You can't share stacked notebooks. Stacking is an organization method for grouping related notebooks. I like the feature, I prefer it organizationally over tagging, but you can't share stacks. So i had to revert my stacks and update my tags to share the content with my family.

Device damage. Get good screen protectors/cases that can take the intense duty. My cheapo home shortcut is a zip lock bag. Keep the opening at the bottom so you can access it, but spills and such run off. Also more compatible with stands and such this way.

These same ideas should apply pretty equally to Google Keep or Microsoft OneNote if you prefer their licensing and privacy terms.


----------



## phatch (Mar 29, 2002)

This is in Linux. Different OS will look somewhat different, handheld even more so.

You can see in the left column that I have the "cooking " notebook selected. The sort happens to be from most recently edited. The specific note is an Optical Character Recongnition transcription of a photo of some pages in a cookbook, The Key to Chinese Cooking.

Also in the left column, you'll see a Shortcut that links to my Bullet Journal collections. I'm trying a hybrid approach to bullet journal and this is how I quickly get to a note of links to my core organizational BUJO collections.

The little green icon of people huddling on the notes means it's shared. The same icon in the upper right has a number indicating how many I've shared it with. Clicking that icon brings up who I've shared it with and what permissions they have.

At the bottom are the tags assigned to this note.

This is the home screen for desktops. I really don't like it. The assumptions it is based on are not that good for me. Paid accounts can make more useful changes. While I do have a paid account, it is an early account cheaper than any of the current offerings and grandfathered in. I don't get to change this.

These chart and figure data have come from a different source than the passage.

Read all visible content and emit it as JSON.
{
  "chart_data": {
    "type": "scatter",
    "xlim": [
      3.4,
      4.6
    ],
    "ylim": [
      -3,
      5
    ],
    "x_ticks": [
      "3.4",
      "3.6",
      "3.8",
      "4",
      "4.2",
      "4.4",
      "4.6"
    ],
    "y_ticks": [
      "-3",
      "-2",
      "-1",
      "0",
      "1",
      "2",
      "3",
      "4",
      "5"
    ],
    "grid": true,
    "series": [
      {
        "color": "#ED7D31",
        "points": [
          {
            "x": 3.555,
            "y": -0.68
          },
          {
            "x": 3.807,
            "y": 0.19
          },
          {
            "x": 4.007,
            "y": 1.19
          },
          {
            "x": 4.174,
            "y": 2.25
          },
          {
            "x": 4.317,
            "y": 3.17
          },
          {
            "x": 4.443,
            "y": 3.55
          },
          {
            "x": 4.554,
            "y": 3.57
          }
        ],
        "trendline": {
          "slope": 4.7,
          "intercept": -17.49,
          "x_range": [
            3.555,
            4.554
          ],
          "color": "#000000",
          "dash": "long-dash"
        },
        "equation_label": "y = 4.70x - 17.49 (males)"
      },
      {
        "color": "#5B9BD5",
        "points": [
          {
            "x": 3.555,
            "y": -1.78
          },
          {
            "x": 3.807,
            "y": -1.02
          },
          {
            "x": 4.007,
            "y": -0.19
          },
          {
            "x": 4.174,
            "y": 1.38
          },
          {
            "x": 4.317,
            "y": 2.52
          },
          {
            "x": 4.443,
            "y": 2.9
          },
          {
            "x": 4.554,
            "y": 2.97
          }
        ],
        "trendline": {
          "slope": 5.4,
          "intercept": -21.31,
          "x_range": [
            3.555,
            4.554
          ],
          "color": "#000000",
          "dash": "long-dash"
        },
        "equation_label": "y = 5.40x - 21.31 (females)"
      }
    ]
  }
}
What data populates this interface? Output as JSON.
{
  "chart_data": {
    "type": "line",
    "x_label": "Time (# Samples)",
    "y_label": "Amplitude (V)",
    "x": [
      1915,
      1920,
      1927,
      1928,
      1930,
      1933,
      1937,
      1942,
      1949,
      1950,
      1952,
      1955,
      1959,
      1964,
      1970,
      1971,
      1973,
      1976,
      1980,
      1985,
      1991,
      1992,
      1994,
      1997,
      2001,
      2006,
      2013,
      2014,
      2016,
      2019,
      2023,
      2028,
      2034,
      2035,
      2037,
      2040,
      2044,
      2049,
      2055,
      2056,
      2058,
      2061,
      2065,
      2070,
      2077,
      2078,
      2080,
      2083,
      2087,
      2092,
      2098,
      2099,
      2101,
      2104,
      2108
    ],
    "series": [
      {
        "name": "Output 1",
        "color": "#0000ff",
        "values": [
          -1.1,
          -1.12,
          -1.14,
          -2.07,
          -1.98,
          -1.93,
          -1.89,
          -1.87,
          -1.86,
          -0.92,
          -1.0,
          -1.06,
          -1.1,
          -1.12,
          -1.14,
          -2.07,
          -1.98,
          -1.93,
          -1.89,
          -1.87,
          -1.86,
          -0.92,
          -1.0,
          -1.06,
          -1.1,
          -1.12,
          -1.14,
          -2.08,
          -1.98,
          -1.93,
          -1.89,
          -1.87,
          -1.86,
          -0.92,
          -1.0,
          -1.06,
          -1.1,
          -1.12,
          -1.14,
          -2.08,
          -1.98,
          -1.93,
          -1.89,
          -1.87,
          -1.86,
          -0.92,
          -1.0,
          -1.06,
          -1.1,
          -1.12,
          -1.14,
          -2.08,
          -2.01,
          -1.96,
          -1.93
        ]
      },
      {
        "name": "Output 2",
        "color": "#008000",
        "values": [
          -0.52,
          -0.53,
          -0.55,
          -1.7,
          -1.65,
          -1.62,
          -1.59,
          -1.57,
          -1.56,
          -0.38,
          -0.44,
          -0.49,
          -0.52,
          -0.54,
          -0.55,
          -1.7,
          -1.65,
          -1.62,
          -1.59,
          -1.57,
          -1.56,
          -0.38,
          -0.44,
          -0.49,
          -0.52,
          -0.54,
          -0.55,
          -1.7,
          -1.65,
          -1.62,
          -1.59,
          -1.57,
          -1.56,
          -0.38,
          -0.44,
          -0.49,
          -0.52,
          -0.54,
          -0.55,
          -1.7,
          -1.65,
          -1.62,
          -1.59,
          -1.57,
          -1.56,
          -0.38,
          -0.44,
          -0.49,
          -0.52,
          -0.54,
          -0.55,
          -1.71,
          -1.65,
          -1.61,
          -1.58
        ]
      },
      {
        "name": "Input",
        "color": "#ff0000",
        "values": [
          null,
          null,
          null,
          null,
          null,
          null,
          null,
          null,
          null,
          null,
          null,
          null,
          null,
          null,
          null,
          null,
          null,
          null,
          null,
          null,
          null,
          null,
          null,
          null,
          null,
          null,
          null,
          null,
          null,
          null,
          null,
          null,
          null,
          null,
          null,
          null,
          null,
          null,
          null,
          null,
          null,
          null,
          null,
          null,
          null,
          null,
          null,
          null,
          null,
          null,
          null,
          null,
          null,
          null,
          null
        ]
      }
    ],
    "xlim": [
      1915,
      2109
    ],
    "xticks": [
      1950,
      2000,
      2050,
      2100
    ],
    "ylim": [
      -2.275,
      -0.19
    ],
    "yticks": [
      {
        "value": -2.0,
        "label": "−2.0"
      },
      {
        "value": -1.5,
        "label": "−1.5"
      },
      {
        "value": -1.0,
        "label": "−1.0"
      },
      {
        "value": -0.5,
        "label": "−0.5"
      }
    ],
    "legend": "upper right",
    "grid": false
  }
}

You can full screen a note and zoom in the note itself on handheld devices


----------



## cheflife0812 (May 8, 2021)

phatch said:


> View attachment 70612
> 
> This is in Linux. Different OS will look somewhat different, handheld even more so.
> 
> ...


This is awesome. I really appreciate all the effort you took to write all this up.
Once i went through it all i decided this one wasn't for me. 
In the end I ended up going with Mastercook 2020 and their cloud service. 
Did however convince one of my chefs that i'm coaching to go down this road, they get stuck into just grabbing recipes from google every shift. 
So I coached the Chef in starting their own database of recipes that they know will work every time, using evernote.
Where I work we are given different cuts of meat every meal and have to design a menu for the service on the spot. Then given 5 hours to prep that service inclusive of salads, deserts, soups of day, vegetarians and go to mandatory Physical training. Most of the prep is from scratch as well.


----------



## phatch (Mar 29, 2002)

Glad it was useful.


----------